Posted: 08 Mar. 2023 5 min. read

EuGH: Unterrichtungspflicht nach der DAC 6 ist grundrechtswidrig

Überblick

 

Der EuGH veröffentlichte am 08.12.2022 die mit Spannung erwartete Entscheidung Orde van Vlaamse Balies u.a. (C-694/20), die die Prüfung der Unterrichtungspflicht nach der DAC 6 am Maßstab der Unionsgrundrechte zum Inhalt hat. Der Unterrichtungspflicht iSd DAC 6 zufolge haben die Mitgliedstaaten, wenn diese Intermediäre aufgrund einer der für sie nach nationalem Recht anwendbaren gesetzlichen Verschwiegenheitspflicht von der Meldepflicht für potenziell aggressive Steuergestaltungen befreien, dafür Sorge zu tragen, dass diesfalls – sofern vorhanden – die anderen beteiligten Intermediäre über eine etwaige Meldepflicht unterrichtet werden.

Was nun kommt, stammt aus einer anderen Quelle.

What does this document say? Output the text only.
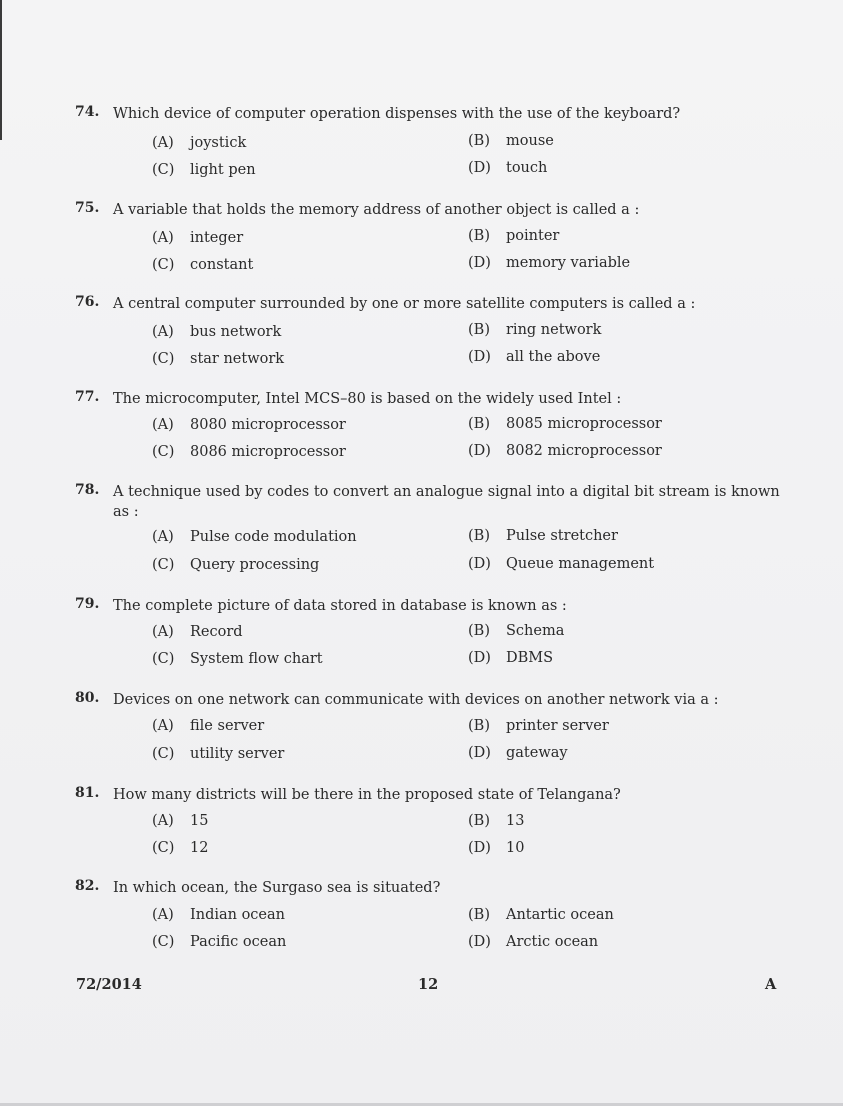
74. Which device of computer operation dispenses with the use of the keyboard?
(A) joystick	(B) mouse
(C) light pen	(D) touch
75. A variable that holds the memory address of another object is called a :
(A) integer	(B) pointer
(C) constant	(D) memory variable
76. A central computer surrounded by one or more satellite computers is called a :
(A) bus network	(B) ring network
(C) star network	(D) all the above
77. The microcomputer, Intel MCS–80 is based on the widely used Intel :
(A) 8080 microprocessor	(B) 8085 microprocessor
(C) 8086 microprocessor	(D) 8082 microprocessor
78. A technique used by codes to convert an analogue signal into a digital bit stream is known as :
(A) Pulse code modulation	(B) Pulse stretcher
(C) Query processing	(D) Queue management
79. The complete picture of data stored in database is known as :
(A) Record	(B) Schema
(C) System flow chart	(D) DBMS
80. Devices on one network can communicate with devices on another network via a :
(A) file server	(B) printer server
(C) utility server	(D) gateway
81. How many districts will be there in the proposed state of Telangana?
(A) 15	(B) 13
(C) 12	(D) 10
82. In which ocean, the Surgaso sea is situated?
(A) Indian ocean	(B) Antartic ocean
(C) Pacific ocean	(D) Arctic ocean
72/2014	12	A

In beachtlicher Schnelle präsentierte nun der EuGH eine Antwort auf die zuvor geäußerten grundrechtlichen Bedenken: Die Unterrichtungspflicht des befreiten Intermediärs nach der DAC 6 verstößt gegen den grundrechtlich verbürgten Schutz des (rechtsanwaltlichen) Berufsgeheimnisses und ist insoweit ungültig.

 

Hintergrund und Vorverfahren

 

Im Jahr 2018 verabschiedete der Unionsgesetzgeber die fünfte Änderung der EU-Amtshilferichtlinie (auch tituliert als DAC 6) und setzte damit einen weiteren großen Schritt im Bereich der Steuertransparenz. Nach den Vorgaben der DAC 6 sind bestimmte grenzüberschreitende (vermeintlich) „potenziell aggressive“ Steuergestaltungen verpflichtend an die Steuerbehörden zu melden, wobei primäre Adressaten der Meldepflicht sogenannte Intermediäre sind. Intermediäre sind insbesondere jene Personen, die eine meldepflichtige grenzüberschreitende Gestaltung konzipieren, vermarkten, organisieren oder zur Umsetzung bereitstellen oder die die Umsetzung einer solchen Gestaltung verwalten. Vom Intermediärsbegriff umfasst sind vor allem Rechtsberater wie Rechtsanwälte und Steuerberater, die oftmals einer gesetzlichen Verschwiegenheitspflicht unterliegen. Da eine den Vorgaben der DAC 6 entsprechende Meldung auch die Bekanntgabe von Klienteninformationen zu beinhalten hat, kann die Meldepflicht mit der gesetzlichen Verschwiegenheitspflicht kollidieren.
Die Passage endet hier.